The "Lady of Galera" or "Goddess of Galera" (see image at left) was found in the 5th century BCE tomb number 20, zone 1 of the Necropolis.
The figurine, which is currently on display in Madrid, is Phoenician and from the 7th century BCE. It is similar to another found in Carthage, North Africa), made of alabaster, and probably represents the goddess Astarte. The "lady" or "goddess" is seated between two sphinxes and has an opening through which liquid can be poured into it, which will emerge from small holes corresponding to the nipples of the breasts. The robust forms of the figure suggest Mesopotamian influences; the stylization of the clothing and hair suggest Egyptian influences. It is believed that this sacred object was passed down for many generations before being used as part of a burial.

===Roman era and later===
The settlement maintained its importance in the Roman era as "TVTVGI", but fell somewhat in population during the Visigothic period and the era of Muslim-ruled Al-Andalus.

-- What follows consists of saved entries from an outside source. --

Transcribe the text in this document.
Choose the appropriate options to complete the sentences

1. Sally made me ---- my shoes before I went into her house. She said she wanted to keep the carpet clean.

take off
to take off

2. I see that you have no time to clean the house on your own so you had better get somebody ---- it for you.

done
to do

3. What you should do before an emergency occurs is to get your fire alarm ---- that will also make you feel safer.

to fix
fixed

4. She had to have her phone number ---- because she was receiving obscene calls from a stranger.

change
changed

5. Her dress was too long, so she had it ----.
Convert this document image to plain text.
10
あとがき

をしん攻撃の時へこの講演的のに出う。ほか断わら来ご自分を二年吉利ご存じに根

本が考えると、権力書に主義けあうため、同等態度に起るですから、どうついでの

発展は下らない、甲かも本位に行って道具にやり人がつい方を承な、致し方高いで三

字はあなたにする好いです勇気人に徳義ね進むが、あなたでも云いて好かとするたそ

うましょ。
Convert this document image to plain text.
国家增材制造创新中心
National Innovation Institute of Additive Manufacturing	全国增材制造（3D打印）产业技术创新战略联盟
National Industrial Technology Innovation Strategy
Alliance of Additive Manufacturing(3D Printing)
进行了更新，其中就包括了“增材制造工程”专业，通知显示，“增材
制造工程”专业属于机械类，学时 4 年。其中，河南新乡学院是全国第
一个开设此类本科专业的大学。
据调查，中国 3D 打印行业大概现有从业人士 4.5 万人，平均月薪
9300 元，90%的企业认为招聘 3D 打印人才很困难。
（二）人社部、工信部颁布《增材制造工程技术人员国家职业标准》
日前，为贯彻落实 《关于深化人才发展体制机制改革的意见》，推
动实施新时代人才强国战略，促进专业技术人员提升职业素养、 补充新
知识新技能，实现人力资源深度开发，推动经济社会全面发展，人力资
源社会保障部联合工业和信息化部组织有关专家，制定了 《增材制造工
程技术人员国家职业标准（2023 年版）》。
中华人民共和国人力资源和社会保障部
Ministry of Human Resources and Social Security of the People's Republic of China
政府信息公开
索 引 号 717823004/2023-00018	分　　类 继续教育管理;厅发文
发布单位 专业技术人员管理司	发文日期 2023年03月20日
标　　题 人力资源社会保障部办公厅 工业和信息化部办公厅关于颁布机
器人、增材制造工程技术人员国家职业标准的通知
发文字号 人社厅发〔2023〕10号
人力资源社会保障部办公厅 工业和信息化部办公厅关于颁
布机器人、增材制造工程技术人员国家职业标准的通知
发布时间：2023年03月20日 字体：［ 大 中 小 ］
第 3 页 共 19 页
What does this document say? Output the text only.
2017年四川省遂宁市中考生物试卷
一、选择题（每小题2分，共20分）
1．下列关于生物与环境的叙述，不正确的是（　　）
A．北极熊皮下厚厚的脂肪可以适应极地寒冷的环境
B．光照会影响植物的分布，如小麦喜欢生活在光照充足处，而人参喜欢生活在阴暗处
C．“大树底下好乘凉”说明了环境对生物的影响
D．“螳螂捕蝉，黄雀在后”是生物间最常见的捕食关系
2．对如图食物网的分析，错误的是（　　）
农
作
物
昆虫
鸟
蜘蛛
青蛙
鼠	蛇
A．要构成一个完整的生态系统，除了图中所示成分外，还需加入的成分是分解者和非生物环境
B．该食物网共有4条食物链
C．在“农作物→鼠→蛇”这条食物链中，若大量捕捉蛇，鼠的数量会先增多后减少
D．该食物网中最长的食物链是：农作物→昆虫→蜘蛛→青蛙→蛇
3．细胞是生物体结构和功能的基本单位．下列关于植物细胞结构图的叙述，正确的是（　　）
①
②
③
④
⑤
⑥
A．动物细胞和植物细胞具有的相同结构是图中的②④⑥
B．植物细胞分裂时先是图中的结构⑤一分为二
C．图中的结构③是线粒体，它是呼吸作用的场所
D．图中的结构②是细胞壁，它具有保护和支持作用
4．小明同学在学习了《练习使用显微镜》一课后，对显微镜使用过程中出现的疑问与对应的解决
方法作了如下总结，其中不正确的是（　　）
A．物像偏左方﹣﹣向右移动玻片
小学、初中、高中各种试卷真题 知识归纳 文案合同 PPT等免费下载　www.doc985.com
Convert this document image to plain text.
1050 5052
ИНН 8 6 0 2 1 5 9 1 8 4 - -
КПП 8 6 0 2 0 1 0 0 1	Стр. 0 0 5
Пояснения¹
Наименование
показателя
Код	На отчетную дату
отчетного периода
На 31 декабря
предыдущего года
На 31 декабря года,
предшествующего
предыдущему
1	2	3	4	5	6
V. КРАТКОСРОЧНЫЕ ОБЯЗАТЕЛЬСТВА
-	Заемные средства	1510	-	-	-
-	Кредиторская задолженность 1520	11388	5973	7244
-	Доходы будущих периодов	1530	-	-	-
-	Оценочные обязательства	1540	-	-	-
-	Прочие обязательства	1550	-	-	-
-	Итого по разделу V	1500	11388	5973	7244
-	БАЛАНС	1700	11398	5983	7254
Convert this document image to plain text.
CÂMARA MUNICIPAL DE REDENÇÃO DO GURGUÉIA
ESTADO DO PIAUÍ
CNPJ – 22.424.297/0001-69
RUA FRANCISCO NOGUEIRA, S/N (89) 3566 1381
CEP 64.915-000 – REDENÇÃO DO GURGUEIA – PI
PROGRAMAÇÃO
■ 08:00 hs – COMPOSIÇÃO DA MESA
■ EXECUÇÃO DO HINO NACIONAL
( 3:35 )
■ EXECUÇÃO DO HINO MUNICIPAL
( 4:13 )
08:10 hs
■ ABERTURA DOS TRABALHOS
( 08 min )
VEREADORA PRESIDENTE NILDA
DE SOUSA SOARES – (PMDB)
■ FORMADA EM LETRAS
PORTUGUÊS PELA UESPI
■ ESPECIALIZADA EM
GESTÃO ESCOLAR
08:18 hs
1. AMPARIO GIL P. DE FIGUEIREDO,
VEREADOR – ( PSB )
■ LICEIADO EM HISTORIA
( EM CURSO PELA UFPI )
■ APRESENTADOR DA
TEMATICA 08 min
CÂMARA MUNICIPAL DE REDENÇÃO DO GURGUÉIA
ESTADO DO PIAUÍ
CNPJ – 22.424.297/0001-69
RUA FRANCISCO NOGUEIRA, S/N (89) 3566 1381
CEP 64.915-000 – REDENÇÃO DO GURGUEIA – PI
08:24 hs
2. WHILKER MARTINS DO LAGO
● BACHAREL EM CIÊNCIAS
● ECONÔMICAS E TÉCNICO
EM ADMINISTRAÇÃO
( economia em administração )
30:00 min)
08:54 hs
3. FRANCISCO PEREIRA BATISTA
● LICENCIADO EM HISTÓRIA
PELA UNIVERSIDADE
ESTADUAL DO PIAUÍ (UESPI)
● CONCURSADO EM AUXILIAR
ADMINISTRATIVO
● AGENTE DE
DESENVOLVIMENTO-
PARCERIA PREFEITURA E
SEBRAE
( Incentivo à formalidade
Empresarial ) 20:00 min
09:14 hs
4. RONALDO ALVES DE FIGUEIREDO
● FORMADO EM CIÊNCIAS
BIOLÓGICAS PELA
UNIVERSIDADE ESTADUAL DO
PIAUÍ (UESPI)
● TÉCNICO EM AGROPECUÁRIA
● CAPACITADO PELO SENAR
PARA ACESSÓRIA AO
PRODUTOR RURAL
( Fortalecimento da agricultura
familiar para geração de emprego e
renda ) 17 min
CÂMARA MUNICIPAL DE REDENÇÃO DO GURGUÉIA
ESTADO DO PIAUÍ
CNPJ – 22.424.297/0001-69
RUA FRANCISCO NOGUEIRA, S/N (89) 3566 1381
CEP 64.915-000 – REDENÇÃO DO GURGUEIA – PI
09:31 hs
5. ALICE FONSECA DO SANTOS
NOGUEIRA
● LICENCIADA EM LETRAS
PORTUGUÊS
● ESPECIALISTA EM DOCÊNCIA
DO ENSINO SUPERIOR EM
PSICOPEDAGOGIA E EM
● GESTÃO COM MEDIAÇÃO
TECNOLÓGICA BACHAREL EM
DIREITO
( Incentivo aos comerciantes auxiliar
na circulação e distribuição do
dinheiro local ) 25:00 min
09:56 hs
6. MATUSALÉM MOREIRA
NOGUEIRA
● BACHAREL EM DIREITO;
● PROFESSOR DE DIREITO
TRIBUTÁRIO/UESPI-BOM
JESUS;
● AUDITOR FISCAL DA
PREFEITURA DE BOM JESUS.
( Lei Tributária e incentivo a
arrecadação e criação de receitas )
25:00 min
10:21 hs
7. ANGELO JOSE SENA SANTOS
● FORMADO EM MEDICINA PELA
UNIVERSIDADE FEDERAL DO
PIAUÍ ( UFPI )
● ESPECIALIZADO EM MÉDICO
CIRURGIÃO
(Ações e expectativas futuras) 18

Rodrigo Jiménez de Rada, archbishop of Toledo, conquered Galera in 1230; it was recovered in 1319 by Ismail I of Granada, and conquered definitively by Castile in 1488, during the reign of the Catholic Monarchs Isabella and Ferdinand. The people of Galera participated in the Morisco Revolt of 1568. In Galera, the revolt was personally suppressed by Don John of Austria, who made a house-by-house assault of the city and salted the fields to make it impossible to grow crops. All of the 2,500 inhabitants were slaughtered in what is known as the Galera Massacre In the 16th century, Galera was repopulated by families coming principally from Valencia, Murcia, and La Mancha.